Red blood cells are about 7–8 micrometers across — thousands of times too large to pass the endothelial fenestrae, let alone the slit diaphragm. Albumin, the most abundant plasma protein, is about 3.6 nm in radius and 66 kDa, right at the size cutoff, but it is also strongly negatively charged. The negatively charged GBM and slit diaphragm electrostatically repel it, so under normal conditions only a trace crosses (less than 30 mg/day appears in urine). Finding albumin in urine (albuminuria) or red cells (hematuria) is therefore a red flag that the filtration barrier is damaged — as in diabetic nephropathy, glomerulonephritis, or nephrotic syndrome, where podocyte injury lets protein leak through.

How does the kidney reabsorb over 99% of the filtrate?

Of the ~180 L filtered daily, only ~1.5 L leaves as urine, so more than 99% is reabsorbed along the tubule.
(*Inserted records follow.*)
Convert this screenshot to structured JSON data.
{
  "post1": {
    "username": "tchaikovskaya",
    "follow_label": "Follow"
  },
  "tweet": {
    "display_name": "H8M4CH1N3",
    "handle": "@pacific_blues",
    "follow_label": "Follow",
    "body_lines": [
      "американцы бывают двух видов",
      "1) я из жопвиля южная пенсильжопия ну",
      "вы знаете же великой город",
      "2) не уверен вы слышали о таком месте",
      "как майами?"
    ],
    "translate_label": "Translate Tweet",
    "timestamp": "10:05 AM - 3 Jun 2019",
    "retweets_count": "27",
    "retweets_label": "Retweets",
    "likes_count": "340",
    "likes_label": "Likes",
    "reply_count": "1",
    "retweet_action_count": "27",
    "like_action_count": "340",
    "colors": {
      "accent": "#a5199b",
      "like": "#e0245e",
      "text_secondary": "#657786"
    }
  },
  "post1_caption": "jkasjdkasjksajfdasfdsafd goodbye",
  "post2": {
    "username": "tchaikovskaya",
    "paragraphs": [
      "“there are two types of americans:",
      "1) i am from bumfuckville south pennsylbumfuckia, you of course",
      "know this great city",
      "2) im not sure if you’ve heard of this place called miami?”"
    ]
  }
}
The proximal convoluted tubule (PCT) does the bulk: it reclaims about 65% of filtered water and Na+, essentially all glucose (via SGLT2 cotransporters) and amino acids, and most bicarbonate. The driving force everywhere is the basolateral Na+/K+ ATPase, which keeps intracellular Na+ low so Na+ flows in from the lumen, dragging solutes and water with it. The loop of Henle reabsorbs another ~25% and, crucially, sets up the medullary osmotic gradient by the countercurrent multiplier. The distal convoluted tubule and collecting duct then fine-tune the last few percent under hormonal control. The net result is that the kidney filters indiscriminately and then selectively takes back exactly what the body needs.

What role does ADH play in the collecting duct?
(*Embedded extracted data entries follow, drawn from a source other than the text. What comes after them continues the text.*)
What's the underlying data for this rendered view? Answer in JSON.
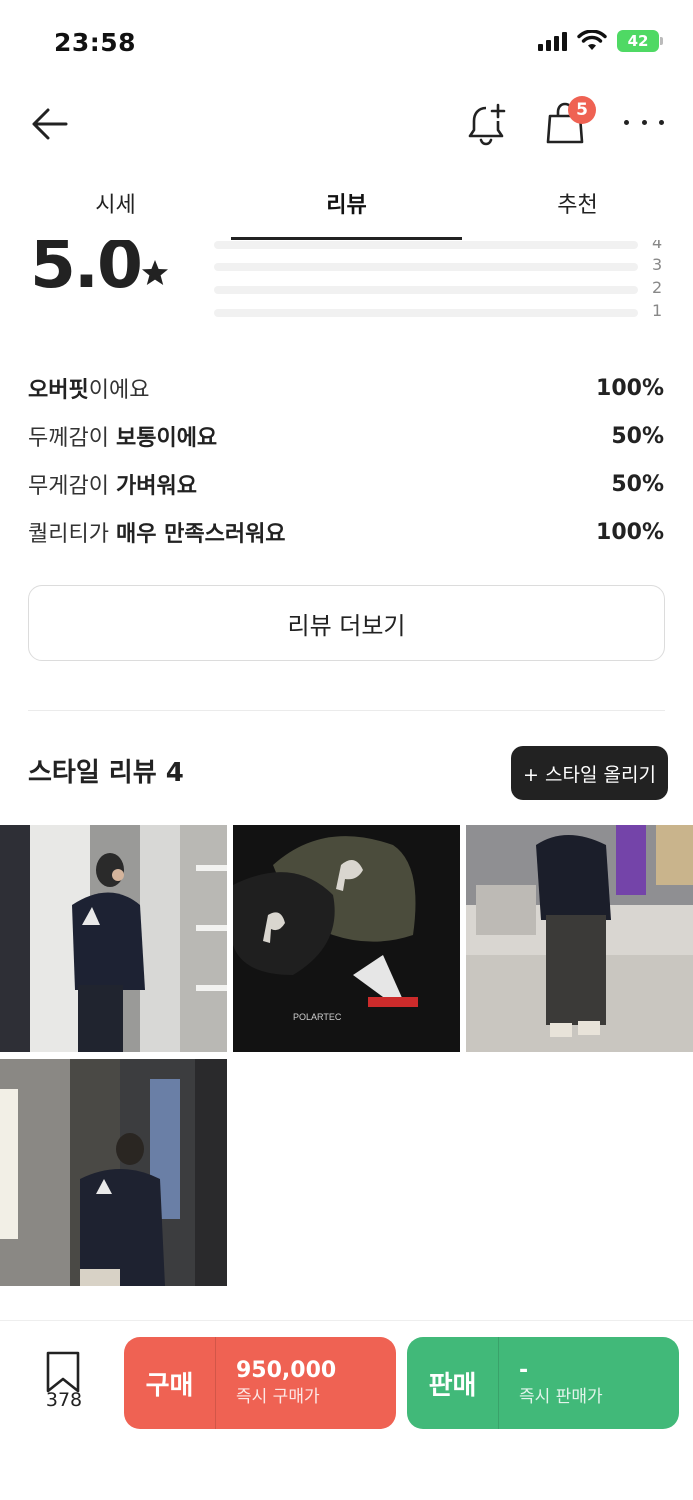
{
  "status_bar": {
    "time": "23:58",
    "battery": "42"
  },
  "nav": {
    "cart_badge": "5"
  },
  "tabs": [
    {
      "label": "시세",
      "active": false
    },
    {
      "label": "리뷰",
      "active": true
    },
    {
      "label": "추천",
      "active": false
    }
  ],
  "rating": {
    "score": "5.0",
    "distribution": [
      {
        "label": "4",
        "fraction": 0.0
      },
      {
        "label": "3",
        "fraction": 0.0
      },
      {
        "label": "2",
        "fraction": 0.0
      },
      {
        "label": "1",
        "fraction": 0.0
      }
    ]
  },
  "summary": [
    {
      "pre": "",
      "bold": "오버핏",
      "post": "이에요",
      "percent": "100%"
    },
    {
      "pre": "두께감이 ",
      "bold": "보통이에요",
      "post": "",
      "percent": "50%"
    },
    {
      "pre": "무게감이 ",
      "bold": "가벼워요",
      "post": "",
      "percent": "50%"
    },
    {
      "pre": "퀄리티가 ",
      "bold": "매우 만족스러워요",
      "post": "",
      "percent": "100%"
    }
  ],
  "more_reviews_label": "리뷰 더보기",
  "style_review": {
    "title": "스타일 리뷰 4",
    "upload_label": "+ 스타일 올리기"
  },
  "bottom": {
    "bookmark_count": "378",
    "buy": {
      "label": "구매",
      "price": "950,000",
      "sub": "즉시 구매가"
    },
    "sell": {
      "label": "판매",
      "price": "-",
      "sub": "즉시 판매가"
    }
  },
  "colors": {
    "buy": "#ef6253",
    "sell": "#41b979",
    "badge": "#ef6253",
    "dark_button": "#222222"
  }
}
Antidiuretic hormone (ADH, also called vasopressin) is released by the posterior pituitary when blood osmolality rises or blood volume falls. It binds V2 receptors on collecting-duct principal cells, raising cyclic AMP and triggering aquaporin-2 (AQP2) water channels to traffic into the apical (luminal) membrane. With AQP2 in place, water flows out of the duct down the osmotic gradient the loop of Henle built in the medulla, concentrating the urine — output can drop below 0.5 L/day. When ADH is low (you're well hydrated), AQP2 is internalized, the duct stays water-impermeable, and you produce large volumes of dilute urine. Failure of this system causes diabetes insipidus: a lack of ADH (central) or unresponsive receptors (nephrogenic) makes patients produce up to 20 L of dilute urine a day.

What happens to filtration when blood pressure drops?
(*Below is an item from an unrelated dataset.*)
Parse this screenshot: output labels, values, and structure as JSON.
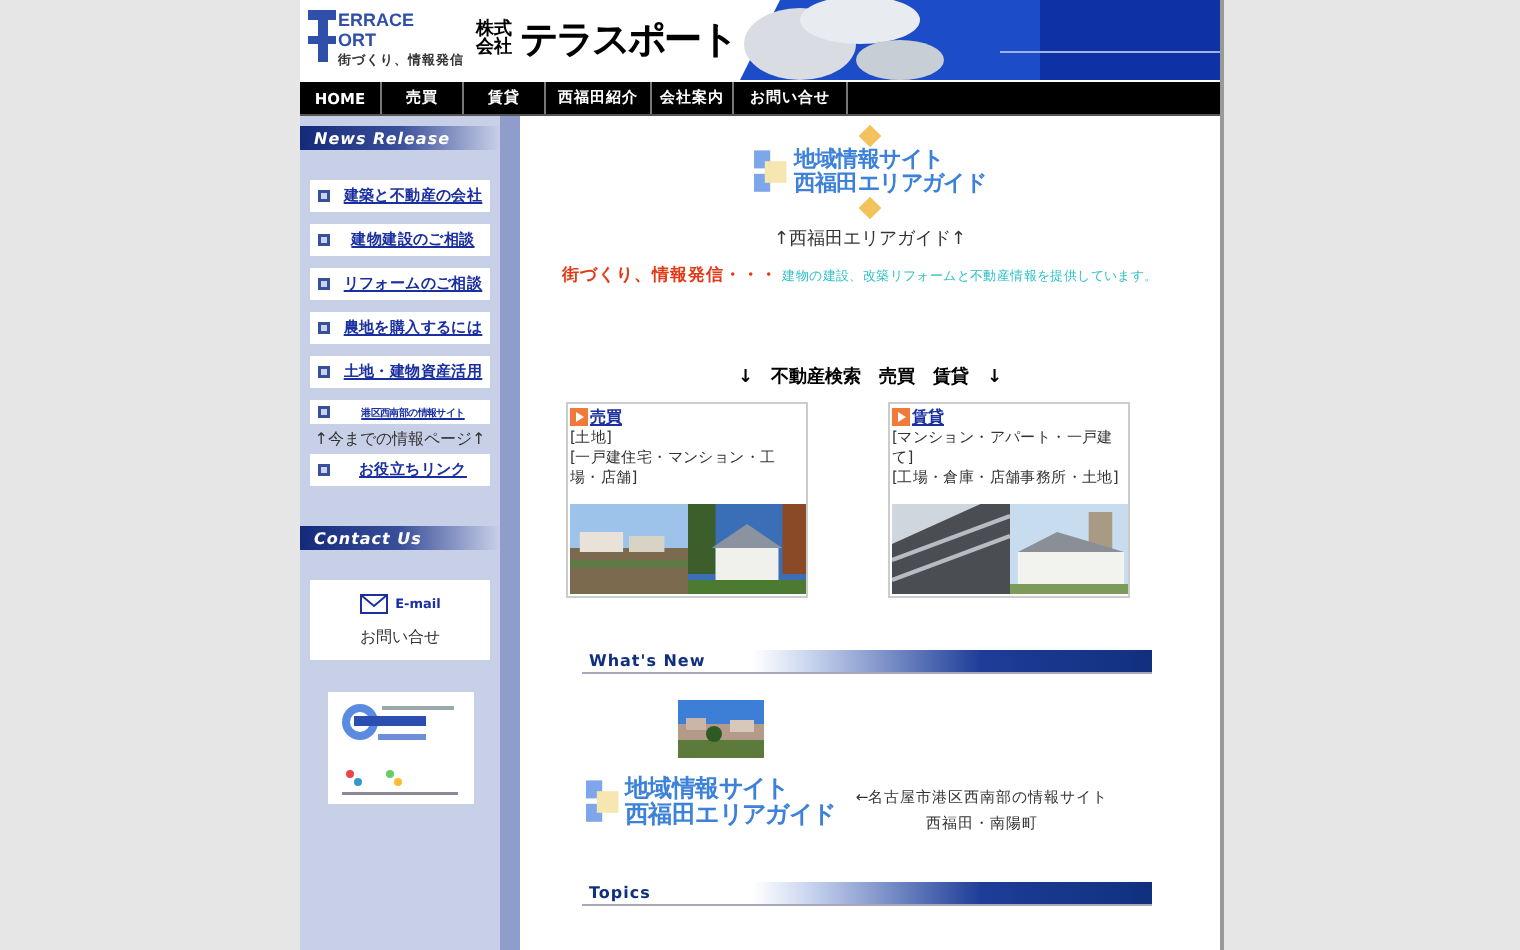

Because the net filtration pressure is only ~10 mmHg, GFR is sensitive to changes in blood pressure — but the kidney defends it with autoregulation over a mean arterial pressure range of roughly 80–180 mmHg. Two mechanisms act on the arterioles: the myogenic response (the afferent arteriole constricts when stretched by high pressure) and tubuloglomerular feedback (the macula densa senses NaCl in the distal tubule and signals the afferent arteriole). When pressure falls, the kidney constricts the efferent arteriole — partly via angiotensin II — to hold glomerular pressure up, and dilates the afferent arteriole. If pressure falls far enough (severe hemorrhage, shock), these defenses are overwhelmed, net filtration pressure approaches zero, GFR collapses, and the result is pre-renal acute kidney injury.